In a recent study posted to the bioRxiv* pre-print server, researchers investigated allosteric binders of angiotensin-converting enzyme 2 (ACE2) that significantly inhibit severe acute respiratory syndrome coronavirus 2 (SARS-CoV-2) replication without interrupting ACE2 enzymatic function.
Vaccines have been effective in decreasing the coronavirus disease 2019 (COVID-19) burden by increasing the serological immunity of the host. However, there is a need for other strategies that target molecular mechanisms of SARS-CoV-2 pathogenicity and inhibit intracellular viral entry and replication.
One such class of COVID-19 therapeutics is small molecule allosteric binders that target the viral spike (S) binding with host proteins such as ACE2 to inhibit viral replication and transmission without damaging natural ACE2 function for the management of acute SARS-CoV-2 infections.
About the study
In the present study, researchers reported a hybrid approach comprising computational models and high throughput screening to discover allosteric ACE2 binders inhibiting viral replication without interrupting ACE2 renal, pulmonary, immune, and cardiovascular functions.
The team used Microscale thermophoresis (MST) for measuring the ACE2 binding of small molecular compounds. For MST, recombinant ACE2 protein with a polyhistidine-tagged (His-tag) peptide-specific fluoroprobe was used.
The enzymatic assays with five-point dilutions and 11-point dilution series were performed for determining whether cleavage of the His-tag peptide substitute of ACE2 was interrupted by these small molecule allosteric ACE2 binders. The compounds were then inserted into models developed by the University of North California (UNC) and National Center for Advancing Translational Sciences (NCATS) teams.
The compounds nominated by these models were then used for experimental validation. Allosteric binders identified in the validation experiments were subjected to the live SARS-CoV-2 Fluc assay that assessed the inhibition of SARS-CoV-2 replication with counter screens for luciferase assay interference and cytotoxicity assessments. The counter screens were used to eliminate assay artifacts. MLN-4760, a known ACE2 inhibitor with ACE2 inhibition IC50 value 1.5 µm and binding affinity 702 nM, was selected as a positive control in this study.
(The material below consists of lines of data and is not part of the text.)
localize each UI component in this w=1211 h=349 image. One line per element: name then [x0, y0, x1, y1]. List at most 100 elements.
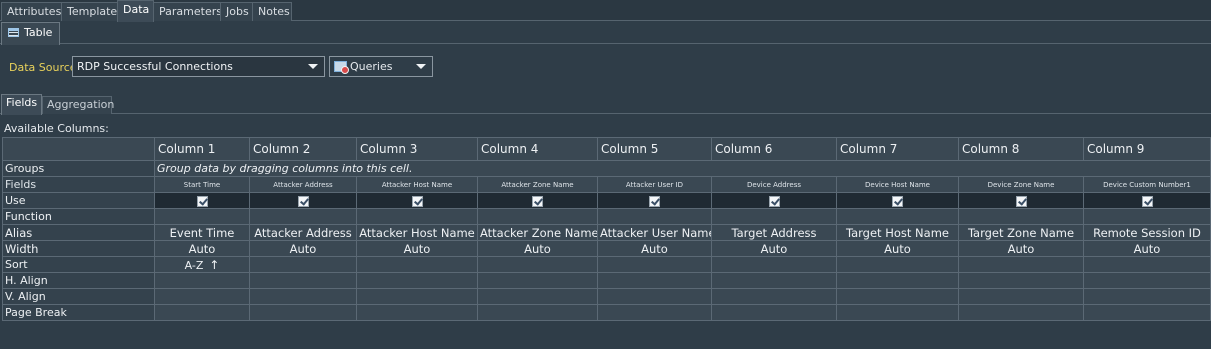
width-cell[interactable]: Auto: [958, 240, 1084, 257]
sort-cell[interactable]: [477, 256, 598, 273]
data-source-select[interactable]: RDP Successful Connections: [72, 56, 325, 77]
alias-cell[interactable]: Event Time: [154, 224, 250, 241]
tab-data[interactable]: Data: [117, 0, 154, 22]
column-header[interactable]: Column 3: [356, 137, 478, 161]
column-header[interactable]: Column 9: [1083, 137, 1211, 161]
use-checkbox[interactable]: [196, 195, 208, 207]
v-align-cell[interactable]: [154, 288, 250, 305]
tab-fields[interactable]: Fields: [1, 94, 42, 115]
h-align-cell[interactable]: [356, 272, 478, 289]
function-cell[interactable]: [249, 208, 357, 225]
use-checkbox[interactable]: [649, 195, 660, 207]
field-cell[interactable]: Device Host Name: [836, 176, 959, 193]
groups-drop-zone[interactable]: Group data by dragging columns into this…: [154, 160, 1211, 177]
h-align-cell[interactable]: [1083, 272, 1211, 289]
width-cell[interactable]: Auto: [597, 240, 712, 257]
use-checkbox[interactable]: [411, 195, 423, 207]
v-align-cell[interactable]: [356, 288, 478, 305]
sort-cell[interactable]: [836, 256, 959, 273]
page-break-cell[interactable]: [597, 304, 712, 321]
page-break-cell[interactable]: [1083, 304, 1211, 321]
column-header[interactable]: Column 1: [154, 137, 250, 161]
queries-button[interactable]: Queries: [329, 56, 433, 77]
page-break-cell[interactable]: [958, 304, 1084, 321]
function-cell[interactable]: [597, 208, 712, 225]
column-header[interactable]: Column 2: [249, 137, 357, 161]
h-align-cell[interactable]: [154, 272, 250, 289]
sort-cell[interactable]: A-Z ↑: [154, 256, 250, 273]
v-align-cell[interactable]: [597, 288, 712, 305]
use-checkbox[interactable]: [768, 195, 780, 207]
field-cell[interactable]: Attacker Address: [249, 176, 357, 193]
tab-parameters[interactable]: Parameters: [153, 2, 222, 21]
field-cell[interactable]: Attacker Zone Name: [477, 176, 598, 193]
field-cell[interactable]: Device Address: [711, 176, 837, 193]
width-cell[interactable]: Auto: [249, 240, 357, 257]
sort-cell[interactable]: [1083, 256, 1211, 273]
field-cell[interactable]: Device Zone Name: [958, 176, 1084, 193]
field-cell[interactable]: Attacker User ID: [597, 176, 712, 193]
v-align-cell[interactable]: [477, 288, 598, 305]
field-cell[interactable]: Device Custom Number1: [1083, 176, 1211, 193]
use-checkbox[interactable]: [1015, 195, 1027, 207]
page-break-cell[interactable]: [711, 304, 837, 321]
column-header[interactable]: Column 4: [477, 137, 598, 161]
column-header[interactable]: Column 5: [597, 137, 712, 161]
use-checkbox[interactable]: [297, 195, 309, 207]
h-align-cell[interactable]: [958, 272, 1084, 289]
alias-cell[interactable]: Attacker Zone Name: [477, 224, 598, 241]
use-checkbox[interactable]: [892, 195, 903, 207]
width-cell[interactable]: Auto: [1083, 240, 1211, 257]
page-break-cell[interactable]: [249, 304, 357, 321]
alias-cell[interactable]: Remote Session ID: [1083, 224, 1211, 241]
width-cell[interactable]: Auto: [154, 240, 250, 257]
column-header[interactable]: Column 8: [958, 137, 1084, 161]
function-cell[interactable]: [154, 208, 250, 225]
page-break-cell[interactable]: [154, 304, 250, 321]
function-cell[interactable]: [356, 208, 478, 225]
alias-cell[interactable]: Attacker User Name: [597, 224, 712, 241]
field-cell[interactable]: Start Time: [154, 176, 250, 193]
function-cell[interactable]: [836, 208, 959, 225]
sort-cell[interactable]: [356, 256, 478, 273]
tab-notes[interactable]: Notes: [252, 2, 292, 21]
use-checkbox[interactable]: [532, 195, 543, 207]
h-align-cell[interactable]: [597, 272, 712, 289]
width-cell[interactable]: Auto: [836, 240, 959, 257]
h-align-cell[interactable]: [477, 272, 598, 289]
width-cell[interactable]: Auto: [711, 240, 837, 257]
tab-table[interactable]: Table: [1, 22, 60, 45]
alias-cell[interactable]: Target Address: [711, 224, 837, 241]
alias-cell[interactable]: Target Host Name: [836, 224, 959, 241]
alias-cell[interactable]: Target Zone Name: [958, 224, 1084, 241]
function-cell[interactable]: [711, 208, 837, 225]
field-cell[interactable]: Attacker Host Name: [356, 176, 478, 193]
function-cell[interactable]: [958, 208, 1084, 225]
alias-cell[interactable]: Attacker Address: [249, 224, 357, 241]
sort-cell[interactable]: [711, 256, 837, 273]
use-checkbox[interactable]: [1141, 195, 1153, 207]
tab-jobs[interactable]: Jobs: [220, 2, 253, 21]
h-align-cell[interactable]: [711, 272, 837, 289]
v-align-cell[interactable]: [249, 288, 357, 305]
v-align-cell[interactable]: [1083, 288, 1211, 305]
function-cell[interactable]: [1083, 208, 1211, 225]
sort-cell[interactable]: [597, 256, 712, 273]
page-break-cell[interactable]: [836, 304, 959, 321]
alias-cell[interactable]: Attacker Host Name: [356, 224, 478, 241]
page-break-cell[interactable]: [477, 304, 598, 321]
column-header[interactable]: Column 6: [711, 137, 837, 161]
function-cell[interactable]: [477, 208, 598, 225]
width-cell[interactable]: Auto: [356, 240, 478, 257]
h-align-cell[interactable]: [836, 272, 959, 289]
tab-aggregation[interactable]: Aggregation: [42, 96, 114, 114]
sort-cell[interactable]: [249, 256, 357, 273]
tab-attributes[interactable]: Attributes: [1, 2, 62, 21]
v-align-cell[interactable]: [958, 288, 1084, 305]
page-break-cell[interactable]: [356, 304, 478, 321]
sort-cell[interactable]: [958, 256, 1084, 273]
v-align-cell[interactable]: [711, 288, 837, 305]
v-align-cell[interactable]: [836, 288, 959, 305]
column-header[interactable]: Column 7: [836, 137, 959, 161]
h-align-cell[interactable]: [249, 272, 357, 289]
With the help of the MST and enzymatic assays, 3,426 compounds were identified and subjected to quantitative structure-activity relationship (QSAR) modeling. On applying the QSAR model, 512 virtual hits were nominated, of which 68 (13%) compounds demonstrated allosteric binding to ACE2 in the experimental validation. These compounds were then subjected to the live SARS-CoV-2 Fluc assay, as a result of which only five compounds were identified as potent allosteric ACE2 binders that did not interrupt ACE2 function. These compounds had efficacy greater than 70% and half-maximal inhibitory concentration (IC50) values of 14 to 25 µM. Of these compounds, only compound 1 showed a cytotoxic effect with IC50 = 24.8 and compounds 3 and 5 had moderate luciferase inhibiting activity. The remaining compounds were inactive in the counter screens and can be considered as true SARS-CoV-2 inhibitors.
The strategy for nominating new compounds proceeded by first predicting every compound in the screening set with the Multi-Descriptor Read Across (MuDRA) model and the gradient boosting model which predicted 20 and 1,015 actives, respectively. Further, the simplex-based (SB) model was used for identifying the highest priority nominations, post which six compounds of the MuDRA model and all 20 compounds of the gradient boosting model were chosen for the next round of nominations.
Additionally, ligand-based pharmacophore (LBP) modeling identified 110 active compounds. Post virtual screening, 58 and 140 compounds from the SB and LBP models, respectively, were chosen for the experimental validation based on their pharmacophore fit scores and the Morgan fingerprints based-Tanimoto sorting. The compounds with high prediction scores, indicative of their high activity, nominated by a minimum of two of the four models were assessed for the inhibition of viral replication activity.
Overall, five compounds with dissociation coefficients (Kd) lower than 10 µm with significant ACE2 binding and viral replication inhibition properties were identified that did not damage host ACE2 function. All four models had area under the receiver operating characteristic curve (AUC) values equal to or greater than 65% in both the test and training datasets.
To summarize, small molecule allosteric ACE2 binders discovered by a hybrid approach of computational models and high throughput screening effectively bind to ACE2, inhibit SARS-CoV-2 entry into host cells, and the viral replication without damaging ACE2 natural functions. Therefore, they can be used as potential therapeutic agents against acute SARS-CoV-2 infections. However further research is required to completely determine the allosteric binding mechanism of these small molecular compounds.
bioRxiv publishes preliminary scientific reports that are not peer-reviewed and, therefore, should not be regarded as conclusive, guide clinical practice/health-related behavior, or treated as established information.